CBS said it aims to better integrate Pop with the rest of CBS Corp. Pop will continue to field “idiosyncratic, comedy-leaning original programming” and it may add reruns of vintage and contemporary CBS shows, according to a memo from CBS Corp. chief content officer David Nevins.
The pricetag for the deal was not disclosed. CBS bought 50% of what was then the TV Guide Network for $100 million in 2013. Given the turbulence in the pay TV marketplace, it is unlikely CBS paid as much to acquire the rest of the channel.
Pop in recent years has become known for the original comedy “Schitt’s Creek,” which has become a buzzy sleeper success story and a critical darling. Pop president Brad Schwartz is set to continue at the helm of the company, which will be integrated into CBS’ cable network business segment that houses Showtime, Smithsonian Channel and CBS Sports Network. Schwartz will report to Nevins, after reporting to a board composed of CBS and Lionsgate executives.
“In short order, Pop has made a big impression as a general entertainment cable network that punches well above its weight,” Nevins wrote in a memo to CBS staffers Tuesday. “Under the terrific leadership of Brad Schwartz, this young network has established a distinct brand with inventive programming and a scrappy, competitive drive that has made them one of only three ad-supported cable networks in the entire industry to grow its total audience for six consecutive years.”
News of CBS’ purchase was first reported by the Wall Street Journal.
CBS bought the 50% stake in TV Guide Network from JP Morgan’s One Capital Partners. Lionsgate bought the entirety of the TV Guide cabler and its digital operations for $255 million from then-TV Guide parent Macrovision in 2009. Lionsgate sold the half interest to JP Morgan the same year for about $120 million.
For Lionsgate, the sale of Pop comes as the company looks to sell off non-core assets and streamline its operational focus to film and TV production and the Starz pay-TV channel, which is in the midst of an international expansion push. Two years ago, Lionsgate sold its 31% share in the Epix pay-TV channel to MGM for about $300 million.
“We’re proud of what we’ve accomplished together with our partners at CBS in building Pop into a nationally distribu ted platform with exciting programming like the acclaimed series ‘Schitt’s Creek,’ ” a Lionsgate spokesman said. “Pop is a great fit for CBS’ portfolio of businesses, and they are the ideal company to take Pop to the next level of performance under the continued leadership of Pop President Brad Schwartz.

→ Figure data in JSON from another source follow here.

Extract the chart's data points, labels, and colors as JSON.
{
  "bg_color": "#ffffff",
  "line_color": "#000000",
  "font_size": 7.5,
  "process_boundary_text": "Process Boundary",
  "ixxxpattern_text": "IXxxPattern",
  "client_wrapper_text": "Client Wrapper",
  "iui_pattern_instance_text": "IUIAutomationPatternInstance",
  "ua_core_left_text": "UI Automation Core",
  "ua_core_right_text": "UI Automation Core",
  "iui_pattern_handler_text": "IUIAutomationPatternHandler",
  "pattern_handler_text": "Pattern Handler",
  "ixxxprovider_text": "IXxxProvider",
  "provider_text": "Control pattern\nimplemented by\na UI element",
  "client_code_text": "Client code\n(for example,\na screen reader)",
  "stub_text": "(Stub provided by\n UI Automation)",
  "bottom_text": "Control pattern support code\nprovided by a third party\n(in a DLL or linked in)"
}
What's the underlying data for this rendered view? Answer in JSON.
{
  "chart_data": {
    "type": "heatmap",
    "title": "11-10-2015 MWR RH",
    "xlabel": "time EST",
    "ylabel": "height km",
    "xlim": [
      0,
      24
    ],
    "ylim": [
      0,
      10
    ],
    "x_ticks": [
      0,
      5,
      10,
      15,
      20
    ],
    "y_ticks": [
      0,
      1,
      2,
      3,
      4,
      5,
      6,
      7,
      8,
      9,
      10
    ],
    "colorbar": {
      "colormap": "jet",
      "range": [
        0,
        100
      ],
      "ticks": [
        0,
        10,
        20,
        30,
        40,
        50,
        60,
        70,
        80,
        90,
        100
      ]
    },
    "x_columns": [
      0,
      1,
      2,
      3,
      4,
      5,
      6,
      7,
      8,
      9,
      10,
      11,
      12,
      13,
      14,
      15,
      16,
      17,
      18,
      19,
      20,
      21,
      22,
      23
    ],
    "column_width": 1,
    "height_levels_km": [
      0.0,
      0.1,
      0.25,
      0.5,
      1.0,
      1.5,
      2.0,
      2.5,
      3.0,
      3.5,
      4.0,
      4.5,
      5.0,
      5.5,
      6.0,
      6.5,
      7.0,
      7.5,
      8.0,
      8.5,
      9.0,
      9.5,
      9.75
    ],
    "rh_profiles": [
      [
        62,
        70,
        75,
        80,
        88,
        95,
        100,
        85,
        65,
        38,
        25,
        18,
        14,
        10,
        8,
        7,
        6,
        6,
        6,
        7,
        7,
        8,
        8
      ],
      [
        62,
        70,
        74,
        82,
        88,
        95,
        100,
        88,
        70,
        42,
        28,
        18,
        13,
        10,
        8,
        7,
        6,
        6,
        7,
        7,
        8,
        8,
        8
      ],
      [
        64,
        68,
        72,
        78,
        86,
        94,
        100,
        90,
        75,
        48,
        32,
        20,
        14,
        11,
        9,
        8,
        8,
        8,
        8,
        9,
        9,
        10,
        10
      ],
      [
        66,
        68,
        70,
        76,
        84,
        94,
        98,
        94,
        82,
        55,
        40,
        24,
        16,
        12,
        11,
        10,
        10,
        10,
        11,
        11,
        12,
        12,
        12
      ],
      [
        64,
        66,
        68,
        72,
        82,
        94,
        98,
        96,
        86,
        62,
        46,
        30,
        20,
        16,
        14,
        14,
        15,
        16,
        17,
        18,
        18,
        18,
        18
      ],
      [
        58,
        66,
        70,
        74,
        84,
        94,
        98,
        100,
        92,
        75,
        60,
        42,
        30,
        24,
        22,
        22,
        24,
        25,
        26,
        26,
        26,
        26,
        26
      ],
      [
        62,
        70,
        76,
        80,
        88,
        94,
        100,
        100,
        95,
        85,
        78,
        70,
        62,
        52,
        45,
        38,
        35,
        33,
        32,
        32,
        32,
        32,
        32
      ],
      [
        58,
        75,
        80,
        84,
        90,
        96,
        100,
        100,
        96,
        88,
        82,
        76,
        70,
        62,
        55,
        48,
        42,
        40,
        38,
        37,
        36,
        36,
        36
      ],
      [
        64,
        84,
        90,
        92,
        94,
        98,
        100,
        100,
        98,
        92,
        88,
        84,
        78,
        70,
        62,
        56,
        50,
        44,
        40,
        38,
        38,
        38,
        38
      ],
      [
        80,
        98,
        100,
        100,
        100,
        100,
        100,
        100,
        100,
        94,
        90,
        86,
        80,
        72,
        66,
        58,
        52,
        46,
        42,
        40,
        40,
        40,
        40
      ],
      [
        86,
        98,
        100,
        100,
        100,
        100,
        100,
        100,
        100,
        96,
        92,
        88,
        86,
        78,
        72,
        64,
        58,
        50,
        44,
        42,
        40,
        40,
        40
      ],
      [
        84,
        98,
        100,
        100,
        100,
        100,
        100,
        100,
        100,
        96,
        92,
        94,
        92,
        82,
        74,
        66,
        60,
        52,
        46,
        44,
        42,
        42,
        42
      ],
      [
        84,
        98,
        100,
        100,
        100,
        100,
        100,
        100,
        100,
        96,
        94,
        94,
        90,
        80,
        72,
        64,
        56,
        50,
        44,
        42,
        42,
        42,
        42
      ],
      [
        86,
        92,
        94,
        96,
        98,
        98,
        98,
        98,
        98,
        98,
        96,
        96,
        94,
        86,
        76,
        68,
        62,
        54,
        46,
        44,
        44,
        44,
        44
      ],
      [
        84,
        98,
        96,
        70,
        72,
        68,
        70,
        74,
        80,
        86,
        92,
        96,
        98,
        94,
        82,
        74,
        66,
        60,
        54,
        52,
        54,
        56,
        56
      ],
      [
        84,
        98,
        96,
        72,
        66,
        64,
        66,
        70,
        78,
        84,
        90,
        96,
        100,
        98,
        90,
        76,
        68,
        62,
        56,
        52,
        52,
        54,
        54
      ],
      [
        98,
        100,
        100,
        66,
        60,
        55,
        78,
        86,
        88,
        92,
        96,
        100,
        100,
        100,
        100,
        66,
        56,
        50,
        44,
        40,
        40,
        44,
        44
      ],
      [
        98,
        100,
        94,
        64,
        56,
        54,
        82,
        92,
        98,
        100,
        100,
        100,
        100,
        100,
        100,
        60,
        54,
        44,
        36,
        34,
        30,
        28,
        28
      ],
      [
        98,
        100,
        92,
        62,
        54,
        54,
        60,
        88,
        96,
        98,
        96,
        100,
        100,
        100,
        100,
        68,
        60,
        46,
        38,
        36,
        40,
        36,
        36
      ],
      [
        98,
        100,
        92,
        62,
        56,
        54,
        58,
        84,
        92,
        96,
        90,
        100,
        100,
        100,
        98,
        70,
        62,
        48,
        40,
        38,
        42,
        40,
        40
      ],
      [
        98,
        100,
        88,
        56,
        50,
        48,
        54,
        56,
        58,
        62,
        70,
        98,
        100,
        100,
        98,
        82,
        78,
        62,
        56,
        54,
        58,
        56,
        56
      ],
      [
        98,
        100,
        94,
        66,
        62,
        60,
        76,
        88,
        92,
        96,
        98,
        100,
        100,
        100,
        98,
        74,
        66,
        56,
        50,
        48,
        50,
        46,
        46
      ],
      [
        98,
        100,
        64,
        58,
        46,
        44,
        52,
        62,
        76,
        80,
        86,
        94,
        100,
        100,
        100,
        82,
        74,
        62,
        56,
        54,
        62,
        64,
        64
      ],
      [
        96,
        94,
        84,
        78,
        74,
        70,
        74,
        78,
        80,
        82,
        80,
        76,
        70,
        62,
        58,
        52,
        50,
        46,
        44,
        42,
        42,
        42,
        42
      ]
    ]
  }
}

Lionsgate Television will continue to supply its original content, like the upcoming series ‘Florida Girls,’ to the platform.”
Here is Nevins’ memo in full:
Good afternoon, everyone. I have some exciting news today to share about Pop TV, which, as you know, has been a very successful joint venture between CBS and Lionsgate. Going forward, Pop will be 100 percent owned by CBS, and we are very excited about its next chapter as a fully integrated part of our global premium content company.
In short order, Pop has made a big impression as a general entertainment cable network that punches well above its weight. Under the terrific leadership of Brad Schwartz, this young network has established a distinct brand with inventive programming and a scrappy, competitive drive that has made them one of only three ad-supported cable networks in the entire industry to grow its total audience for six consecutive years.
In the process, they have also birthed a signature series with the critically acclaimed SCHITT’S CREEK, a show that was on 30 year-end best lists in 2018 and continues to grow in ratings every year. Pop has continued their programming momentum with the well-reviewed FLACK starring Anna Paquin, currently in its first season, and the upcoming FLORIDA GIRLS.
Going forward, Pop will continue on its path of developing idiosyncratic, comedy-leaning original programming for the network. We also see Pop as another important outlet for CBS-produced content, both original series and secondary runs of off-network and library programming.
With ownership under one roof, we also hope to explore more opportunities where Pop can be part of content and marketing initiatives across all CBS-owned platforms. By way of example, Pop has collaborated successfully with the CBS Television Network for several years on the late night companion series BIG BROTHER AFTER DARK and with other cross-platform ideas.
Pop will be integrated into the Company as part of the CBS Cable Network Segment with Brad reporting to me.
We believe that by bringing Pop closer to the CBS and Showtime creative and business operations, we can help unlock value and drive growth at Pop TV.
Lastly, I would like to acknowledge Jon Feltheimer and our colleagues at Lionsgate, who have been terrific partners in our joint venture to launch and grow Pop. We thank them for everything they’ve done to support Pop along the way and bring us to this point.